定型完毕,我着手给这柄长刀精细开刃,握着磨石顺着刀身边缘反复细细打磨。粗磨去除锻打留下的凹凸痕迹,细磨一点点收窄锋口,原本厚重的刀沿渐渐变得锋利透亮。

待刃口打磨到位,立刻将刀身送入熊熊燃烧的炉膛之中。炭火裹着赤红热浪将刀体包裹,待到整柄长刀通体烧得赤红通透,火候拿捏恰到好处时,手腕猛地发力,将长刀稳稳浸入一旁的淬火桶内。

滋啦一声刺耳的声响骤然炸开,白雾腾腾翻涌而起,冷热剧烈交融间,刀身内部结构彻底稳固,硬度与韧性就此定型。
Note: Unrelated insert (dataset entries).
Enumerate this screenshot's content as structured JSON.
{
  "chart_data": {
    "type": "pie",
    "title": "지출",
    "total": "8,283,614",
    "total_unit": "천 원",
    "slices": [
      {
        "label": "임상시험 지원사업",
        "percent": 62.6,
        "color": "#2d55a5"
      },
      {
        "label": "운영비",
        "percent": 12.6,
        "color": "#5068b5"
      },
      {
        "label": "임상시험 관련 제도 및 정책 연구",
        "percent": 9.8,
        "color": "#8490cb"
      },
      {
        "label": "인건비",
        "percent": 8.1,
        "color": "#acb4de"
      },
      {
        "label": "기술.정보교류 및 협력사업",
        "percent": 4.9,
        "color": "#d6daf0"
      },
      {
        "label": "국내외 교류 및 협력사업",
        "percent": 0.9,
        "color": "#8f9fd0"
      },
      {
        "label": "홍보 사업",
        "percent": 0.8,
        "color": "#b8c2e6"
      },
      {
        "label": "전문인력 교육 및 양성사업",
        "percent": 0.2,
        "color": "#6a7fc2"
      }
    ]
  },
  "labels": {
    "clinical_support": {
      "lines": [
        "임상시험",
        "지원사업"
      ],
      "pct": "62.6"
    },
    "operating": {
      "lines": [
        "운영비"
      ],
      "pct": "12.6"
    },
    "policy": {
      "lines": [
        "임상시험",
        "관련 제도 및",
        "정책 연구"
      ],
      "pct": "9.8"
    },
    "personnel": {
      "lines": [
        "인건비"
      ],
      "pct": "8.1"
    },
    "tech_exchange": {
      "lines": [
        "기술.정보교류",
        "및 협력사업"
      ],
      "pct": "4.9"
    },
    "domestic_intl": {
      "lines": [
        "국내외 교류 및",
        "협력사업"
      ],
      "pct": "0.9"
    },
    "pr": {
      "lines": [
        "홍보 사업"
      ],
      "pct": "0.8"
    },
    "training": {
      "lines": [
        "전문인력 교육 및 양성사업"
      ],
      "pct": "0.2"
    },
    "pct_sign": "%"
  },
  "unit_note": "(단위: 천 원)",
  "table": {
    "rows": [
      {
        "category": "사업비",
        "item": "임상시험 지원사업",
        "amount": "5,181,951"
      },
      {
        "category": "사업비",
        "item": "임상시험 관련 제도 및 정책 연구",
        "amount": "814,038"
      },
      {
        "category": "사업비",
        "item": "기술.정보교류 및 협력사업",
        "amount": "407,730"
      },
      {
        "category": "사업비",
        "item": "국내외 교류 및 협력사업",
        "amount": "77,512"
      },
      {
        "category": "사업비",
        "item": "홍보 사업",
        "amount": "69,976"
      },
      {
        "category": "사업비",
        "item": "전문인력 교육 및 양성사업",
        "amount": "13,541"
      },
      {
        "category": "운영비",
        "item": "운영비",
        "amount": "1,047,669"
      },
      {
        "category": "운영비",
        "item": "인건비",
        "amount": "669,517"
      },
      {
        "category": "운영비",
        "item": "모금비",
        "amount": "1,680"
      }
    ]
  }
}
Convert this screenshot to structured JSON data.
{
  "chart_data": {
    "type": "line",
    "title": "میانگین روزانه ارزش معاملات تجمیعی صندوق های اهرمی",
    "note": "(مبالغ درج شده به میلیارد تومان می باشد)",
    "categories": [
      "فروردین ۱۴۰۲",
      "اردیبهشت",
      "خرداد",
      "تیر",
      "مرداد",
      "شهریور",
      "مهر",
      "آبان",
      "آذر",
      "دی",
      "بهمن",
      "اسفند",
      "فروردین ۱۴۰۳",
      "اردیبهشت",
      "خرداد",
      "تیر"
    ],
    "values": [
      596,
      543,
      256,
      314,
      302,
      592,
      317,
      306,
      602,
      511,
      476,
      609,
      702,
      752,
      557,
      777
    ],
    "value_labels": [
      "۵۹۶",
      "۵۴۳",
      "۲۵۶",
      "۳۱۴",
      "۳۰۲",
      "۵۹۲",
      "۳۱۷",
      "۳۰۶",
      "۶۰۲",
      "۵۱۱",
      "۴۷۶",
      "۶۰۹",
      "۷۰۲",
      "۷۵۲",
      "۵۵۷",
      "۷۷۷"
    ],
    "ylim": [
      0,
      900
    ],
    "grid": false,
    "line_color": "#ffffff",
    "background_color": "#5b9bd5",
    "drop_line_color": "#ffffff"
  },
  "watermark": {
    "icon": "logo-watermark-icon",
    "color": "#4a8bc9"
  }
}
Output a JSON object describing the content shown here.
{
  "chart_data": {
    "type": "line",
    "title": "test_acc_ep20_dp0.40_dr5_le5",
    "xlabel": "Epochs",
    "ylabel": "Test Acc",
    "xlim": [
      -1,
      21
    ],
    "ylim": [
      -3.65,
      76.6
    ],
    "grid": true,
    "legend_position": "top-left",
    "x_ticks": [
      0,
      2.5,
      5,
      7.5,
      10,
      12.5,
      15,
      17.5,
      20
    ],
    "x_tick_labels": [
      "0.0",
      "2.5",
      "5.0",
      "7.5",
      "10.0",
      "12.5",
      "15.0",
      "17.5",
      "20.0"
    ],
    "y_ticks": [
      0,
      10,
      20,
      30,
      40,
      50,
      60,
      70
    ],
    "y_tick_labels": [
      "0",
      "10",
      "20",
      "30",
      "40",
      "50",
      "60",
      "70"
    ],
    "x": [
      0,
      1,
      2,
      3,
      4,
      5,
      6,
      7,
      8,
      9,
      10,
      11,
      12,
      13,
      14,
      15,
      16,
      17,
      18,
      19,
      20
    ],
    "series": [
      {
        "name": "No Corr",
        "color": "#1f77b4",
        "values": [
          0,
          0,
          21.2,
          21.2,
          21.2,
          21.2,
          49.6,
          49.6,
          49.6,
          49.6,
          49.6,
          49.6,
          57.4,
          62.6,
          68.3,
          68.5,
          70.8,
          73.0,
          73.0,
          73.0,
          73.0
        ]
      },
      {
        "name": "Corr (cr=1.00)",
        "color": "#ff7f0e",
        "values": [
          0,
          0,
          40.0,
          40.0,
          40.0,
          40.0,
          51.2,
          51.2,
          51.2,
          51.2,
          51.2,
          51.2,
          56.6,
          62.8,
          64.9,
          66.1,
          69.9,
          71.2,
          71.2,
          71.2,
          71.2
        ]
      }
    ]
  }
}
这番开刃淬火工序耗费了不少时辰,等一切妥当,我将成品长刀搁置一旁,又取来新的精铁锭,准备着手锻造第二柄兵刃。

铁锤刚落下数下,院外便传来唐十七爽朗又带着几分督促意味的说话声,脚步声也随之一步步靠近。

“怎么样?功法看得明白吗?老话都说实践是检验真理的唯一标准,光看没用,琢磨不透就亲手照着样子动手尝试……”

话音还未消散,伴随着哐当一声轻响,虚掩的木门被直接推开。唐十七脚步迈得急促,刚跨进门内,目光一下子就定格在我手中挥锤锻打的画面上。